メモ

AKIMOTO, S. (2006) Inbreeding depression, increased phenotypic variance, and a trade-off between gonads and appendages in selfed progeny of the aphid Prociphilus oriens.>
Evolution, 60, 77-86.
 アブラムシにおける、近親交配の手法を用いた生殖腺と付属肢のトレードオフの検出。
 野外から採集した多くの有翅虫(産性虫)からメスとオスを産ませる。inbred処理では、各有翅虫が産んだ兄弟同士を交配させて卵を産ませる。outbredの処理では、オスを除去し、メスと別の個体群のオスを交配させて卵を産ませる。それぞれの卵から生まれた幼虫について、形態形質(tibia長など)と生殖腺を計った。

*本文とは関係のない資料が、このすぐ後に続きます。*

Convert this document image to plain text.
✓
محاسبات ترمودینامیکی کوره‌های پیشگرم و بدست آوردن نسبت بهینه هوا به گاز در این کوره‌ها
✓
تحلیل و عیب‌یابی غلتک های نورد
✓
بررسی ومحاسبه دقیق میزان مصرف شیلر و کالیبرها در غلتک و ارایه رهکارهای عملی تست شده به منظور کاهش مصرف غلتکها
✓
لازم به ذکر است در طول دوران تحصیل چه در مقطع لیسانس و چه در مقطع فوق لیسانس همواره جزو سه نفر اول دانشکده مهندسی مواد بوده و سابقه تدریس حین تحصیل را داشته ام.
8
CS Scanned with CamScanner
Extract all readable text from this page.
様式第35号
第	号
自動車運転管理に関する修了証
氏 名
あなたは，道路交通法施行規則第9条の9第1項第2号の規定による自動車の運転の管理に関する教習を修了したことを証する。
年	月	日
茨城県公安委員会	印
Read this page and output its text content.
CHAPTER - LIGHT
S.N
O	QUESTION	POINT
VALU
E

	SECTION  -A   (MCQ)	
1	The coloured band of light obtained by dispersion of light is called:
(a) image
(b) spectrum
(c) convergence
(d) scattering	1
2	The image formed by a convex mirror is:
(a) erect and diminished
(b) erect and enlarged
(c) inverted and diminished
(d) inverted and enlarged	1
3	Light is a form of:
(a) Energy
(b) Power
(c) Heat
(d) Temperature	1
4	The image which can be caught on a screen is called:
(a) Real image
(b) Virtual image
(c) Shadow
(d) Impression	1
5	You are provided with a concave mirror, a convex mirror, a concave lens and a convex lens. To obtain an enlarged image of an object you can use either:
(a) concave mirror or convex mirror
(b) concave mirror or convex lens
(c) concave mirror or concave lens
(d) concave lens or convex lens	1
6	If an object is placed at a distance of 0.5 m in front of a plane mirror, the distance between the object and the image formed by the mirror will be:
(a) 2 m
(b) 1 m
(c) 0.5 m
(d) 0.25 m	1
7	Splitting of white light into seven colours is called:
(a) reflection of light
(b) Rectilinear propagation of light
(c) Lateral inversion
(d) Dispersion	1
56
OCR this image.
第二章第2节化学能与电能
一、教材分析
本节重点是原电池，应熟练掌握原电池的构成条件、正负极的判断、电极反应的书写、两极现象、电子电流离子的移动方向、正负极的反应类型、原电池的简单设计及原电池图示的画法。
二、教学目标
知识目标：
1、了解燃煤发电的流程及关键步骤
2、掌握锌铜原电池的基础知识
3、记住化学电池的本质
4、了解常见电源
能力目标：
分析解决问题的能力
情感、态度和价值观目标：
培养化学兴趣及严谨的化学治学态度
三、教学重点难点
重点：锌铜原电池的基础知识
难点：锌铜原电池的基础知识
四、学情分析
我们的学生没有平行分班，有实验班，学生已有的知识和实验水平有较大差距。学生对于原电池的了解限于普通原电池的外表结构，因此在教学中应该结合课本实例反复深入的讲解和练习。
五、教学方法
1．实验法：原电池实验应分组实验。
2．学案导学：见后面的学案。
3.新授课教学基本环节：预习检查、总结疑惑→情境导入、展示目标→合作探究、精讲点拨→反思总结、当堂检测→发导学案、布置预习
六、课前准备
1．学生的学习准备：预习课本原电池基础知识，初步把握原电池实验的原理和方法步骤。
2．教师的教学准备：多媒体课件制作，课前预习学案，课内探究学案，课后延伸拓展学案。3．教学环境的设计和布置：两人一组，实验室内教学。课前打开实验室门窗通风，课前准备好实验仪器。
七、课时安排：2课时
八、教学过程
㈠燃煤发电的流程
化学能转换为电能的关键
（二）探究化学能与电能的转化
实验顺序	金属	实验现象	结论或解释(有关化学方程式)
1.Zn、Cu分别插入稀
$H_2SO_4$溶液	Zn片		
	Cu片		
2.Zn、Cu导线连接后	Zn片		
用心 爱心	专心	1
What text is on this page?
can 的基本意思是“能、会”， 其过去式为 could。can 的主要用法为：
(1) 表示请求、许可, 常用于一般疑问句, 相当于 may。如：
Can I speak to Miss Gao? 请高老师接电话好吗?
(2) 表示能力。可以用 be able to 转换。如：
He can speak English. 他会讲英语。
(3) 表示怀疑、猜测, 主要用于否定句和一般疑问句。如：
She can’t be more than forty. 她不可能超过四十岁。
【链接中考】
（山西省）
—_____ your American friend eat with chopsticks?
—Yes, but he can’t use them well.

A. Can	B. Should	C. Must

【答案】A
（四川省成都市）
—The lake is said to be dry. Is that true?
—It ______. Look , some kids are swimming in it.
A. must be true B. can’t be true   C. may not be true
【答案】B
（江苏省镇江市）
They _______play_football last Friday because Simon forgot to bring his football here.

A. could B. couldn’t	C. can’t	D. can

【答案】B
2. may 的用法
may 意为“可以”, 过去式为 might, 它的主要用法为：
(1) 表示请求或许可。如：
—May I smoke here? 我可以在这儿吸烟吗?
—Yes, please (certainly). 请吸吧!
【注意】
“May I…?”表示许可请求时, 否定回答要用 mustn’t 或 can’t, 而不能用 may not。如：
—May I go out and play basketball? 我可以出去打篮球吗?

 全体として見た場合、inbred群はoutbred群よりもtibiaが有意に大きくなる一方で、生殖腺の大きさが小さくなる傾向が見られた(inbreeding depression)。また別の年に行った実験では、inbred系統において、卵サイズの影響を除去した後のtibia長と生殖腺の大きさに負の相関が見られた。幼虫は摂食しないので、形態の発育は卵の栄養に規定されていると考えられる。すなわち、tibiaと生殖腺の負の相関は卵由来の資源をめぐるトレードオフと考えられる。
 卵サイズや体サイズを横軸にとったときのtibiaや触角のアロメトリーを計ると、inbred群ではoutbred群より傾きが強くなっており、近親交配によって特定の形態形質が発達したことを示している。これらの結果は生殖腺と付属肢という全く離れた形質に現れるトレードオフと考えられ、アブラムシの形態進化に示唆を与えるものである。